A version of this article first appeared in the Morning Star  on 7 August 2019.
George Orwell’s ‘Homage to Catalonia’ is, for many, the defining account of the Spanish Civil War. Although it took up the ideological perspective of just one of the many different factions that participated in that war, and although Orwell’s personal experience of the action was limited to a short stint on a quiet front, ‘Homage to Catalonia’ has been reissued dozens of times and is on school and university curricula throughout the western world.
Orwell’s perspective made its way even further into the popular consciousness as a result of socialist film-maker Ken Loach’s 1995 film ‘Land and Freedom’, which unfortunately is based largely on Orwell’s narrative.
‘Homage to Catalonia’ essentially promotes the political positions of a relatively small Trotskyist group called the Workers’ Party of Marxist Unification (POUM). The POUM had argued that the Popular Front government established in 1936, against which General Franco’s fascist uprising was directed, couldn’t be trusted to pursue the fight against Franco, because it was too afraid of unleashing the forces of socialist revolution. In Orwell’s words, the Republican government was “manifestly more afraid of the revolution than of the fascists.” For Orwell, all the problems and failures of the Republican armies in the Civil War were due to the vacillating nature of the Popular Front and its major supporter on the global stage: the Soviet Union.
Given Orwell’s production of the two most prominent anti-communist novels of the twentieth century – ‘Animal Farm’ and ‘1984’ – and his later snitching on communists to the British state, it’s perhaps not surprising that he took positions on the Spanish Civil War that were fundamentally hostile to the Soviet Union and the Spanish Communist Party.
For this British aristocrat – Old Etonian and former colonial policeman in Burma – the Republican government just wasn’t radical enough, because it was attempting to hold together a fragile alliance of class forces against fascism. Given the number of people that denounced the progressive governments in Chile (1970-73) or Brazil (2003-16) from the left – in many cases contributing to their weakening – Orwell’s critique of the Republic is eerily familiar to modern ears.
The two pamphlets published in this small volume from Manifesto Heritage offer another side to the story.
JR Campbell’s ‘Spain’s Left Critics’ was originally published in 1937, just a year into the war, and deals with the POUM’s criticisms as they were being issued.

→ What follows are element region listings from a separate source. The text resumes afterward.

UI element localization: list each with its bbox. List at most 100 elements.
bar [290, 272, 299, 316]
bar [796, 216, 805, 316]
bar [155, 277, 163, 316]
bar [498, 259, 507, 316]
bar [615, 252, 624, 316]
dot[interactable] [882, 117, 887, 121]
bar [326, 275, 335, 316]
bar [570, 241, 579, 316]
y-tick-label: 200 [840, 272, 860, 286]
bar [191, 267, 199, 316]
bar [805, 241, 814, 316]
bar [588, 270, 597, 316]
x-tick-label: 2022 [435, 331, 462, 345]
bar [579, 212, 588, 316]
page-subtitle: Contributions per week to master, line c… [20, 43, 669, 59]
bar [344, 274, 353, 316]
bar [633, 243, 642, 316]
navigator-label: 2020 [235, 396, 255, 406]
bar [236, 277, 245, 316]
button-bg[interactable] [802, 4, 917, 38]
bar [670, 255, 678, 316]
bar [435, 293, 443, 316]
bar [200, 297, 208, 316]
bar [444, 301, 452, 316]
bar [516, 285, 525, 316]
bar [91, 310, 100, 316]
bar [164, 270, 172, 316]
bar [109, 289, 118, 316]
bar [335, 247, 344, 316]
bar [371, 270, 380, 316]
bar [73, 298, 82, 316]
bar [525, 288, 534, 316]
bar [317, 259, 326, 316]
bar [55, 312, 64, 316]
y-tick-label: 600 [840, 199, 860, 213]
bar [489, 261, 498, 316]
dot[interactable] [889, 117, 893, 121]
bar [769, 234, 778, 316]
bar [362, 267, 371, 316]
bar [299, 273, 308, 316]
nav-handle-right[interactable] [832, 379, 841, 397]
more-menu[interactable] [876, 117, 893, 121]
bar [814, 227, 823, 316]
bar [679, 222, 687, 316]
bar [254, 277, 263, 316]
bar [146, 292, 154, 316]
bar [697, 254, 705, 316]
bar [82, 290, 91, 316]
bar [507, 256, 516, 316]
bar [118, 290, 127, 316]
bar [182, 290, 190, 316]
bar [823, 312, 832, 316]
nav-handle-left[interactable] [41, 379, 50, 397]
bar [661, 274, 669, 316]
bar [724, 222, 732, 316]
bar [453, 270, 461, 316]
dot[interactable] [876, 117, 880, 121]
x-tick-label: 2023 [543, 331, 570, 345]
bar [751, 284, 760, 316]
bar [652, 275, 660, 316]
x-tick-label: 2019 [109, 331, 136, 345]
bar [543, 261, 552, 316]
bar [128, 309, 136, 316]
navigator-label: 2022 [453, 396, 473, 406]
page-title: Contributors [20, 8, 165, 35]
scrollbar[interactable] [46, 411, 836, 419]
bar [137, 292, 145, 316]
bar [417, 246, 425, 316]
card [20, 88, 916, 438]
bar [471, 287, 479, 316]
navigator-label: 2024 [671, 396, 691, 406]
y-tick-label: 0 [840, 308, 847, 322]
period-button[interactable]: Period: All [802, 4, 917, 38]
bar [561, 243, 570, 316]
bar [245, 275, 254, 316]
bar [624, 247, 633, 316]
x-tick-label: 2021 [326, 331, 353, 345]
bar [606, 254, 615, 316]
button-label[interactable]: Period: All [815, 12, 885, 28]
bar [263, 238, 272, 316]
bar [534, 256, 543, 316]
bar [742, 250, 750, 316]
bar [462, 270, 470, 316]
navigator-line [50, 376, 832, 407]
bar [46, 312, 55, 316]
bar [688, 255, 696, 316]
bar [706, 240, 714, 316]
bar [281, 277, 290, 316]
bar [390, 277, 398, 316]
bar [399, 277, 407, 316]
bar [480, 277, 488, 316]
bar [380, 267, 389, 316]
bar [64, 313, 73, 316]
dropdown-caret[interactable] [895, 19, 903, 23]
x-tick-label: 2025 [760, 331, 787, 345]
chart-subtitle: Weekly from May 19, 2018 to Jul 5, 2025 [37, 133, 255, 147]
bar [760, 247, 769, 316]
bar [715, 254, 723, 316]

Arguing against the accusation that the Popular Front was the Spanish equivalent of Kerensky’s provisional government in Russia, Campbell defends the Spanish government’s record: “It released the 30,000 working class political prisoners. It restored autonomy to the Catalan people. It restored the rights of the unions and enabled the workers to win improved conditions all round. It legalised the seizure of the land by 87,000 peasants. It broke up the fascist leagues. In the critical moment of the fascist insurrection it armed the workers.”
The Kerensky comparison betrays a fundamental misunderstanding of the class forces involved. Kerensky’s provisional government was, in Campbell’s words, “a bourgeois government carrying on an imperialist war”. The Spanish Popular Front, on the hand, was under attack from precisely the armed representatives of the capitalist and landowning classes. Equating the two was indeed “the purest nonsense”.
Bill Alexander’s pamphlet takes issue with Orwell’s characterisation of the Spanish people as being “good at many things but not at making war.” He points out that millions of ordinary Spaniards, with the help of the International Brigades, “despite most of the regular army going over to Franco, deprived of weapons, held back not only the Spanish fascists but large military units of German and Italian forces for 32 months. Far longer than the French and Belgian forces did in 1940!”
Alexander explains that, despite the claims of a few disparate ultra-left fantasists, the circumstances didn’t exist in 1930s Spain for a socialist revolution. As elsewhere, the clear priority was to build the broadest possible alliance against fascism, recognising that fascism represents the most violent, repressive, dangerous and reactionary form of capitalism. “Orwell’s views of the possibility of a revolution in Spain in 1936 and 1937 were naïve in the extreme.”
The reissuing of these two pamphlets provides a valuable contribution to the study of the Spanish Civil War. Paul Preston, a distinguished historian of the war, describes ‘Homage to Catalonia’ as a “moving but ultimately narrow vision … written with a pro-POUM stance which has been taken, erroneously, as an overview of the war, which it is not.” Preston’s book ‘A Concise History of the Spanish Civil War’ is a good starting point for those looking to explore this topic. Bill Alexander’s book ‘British Volunteers For Liberty: Spain, 1936-1939’ is also essential reading.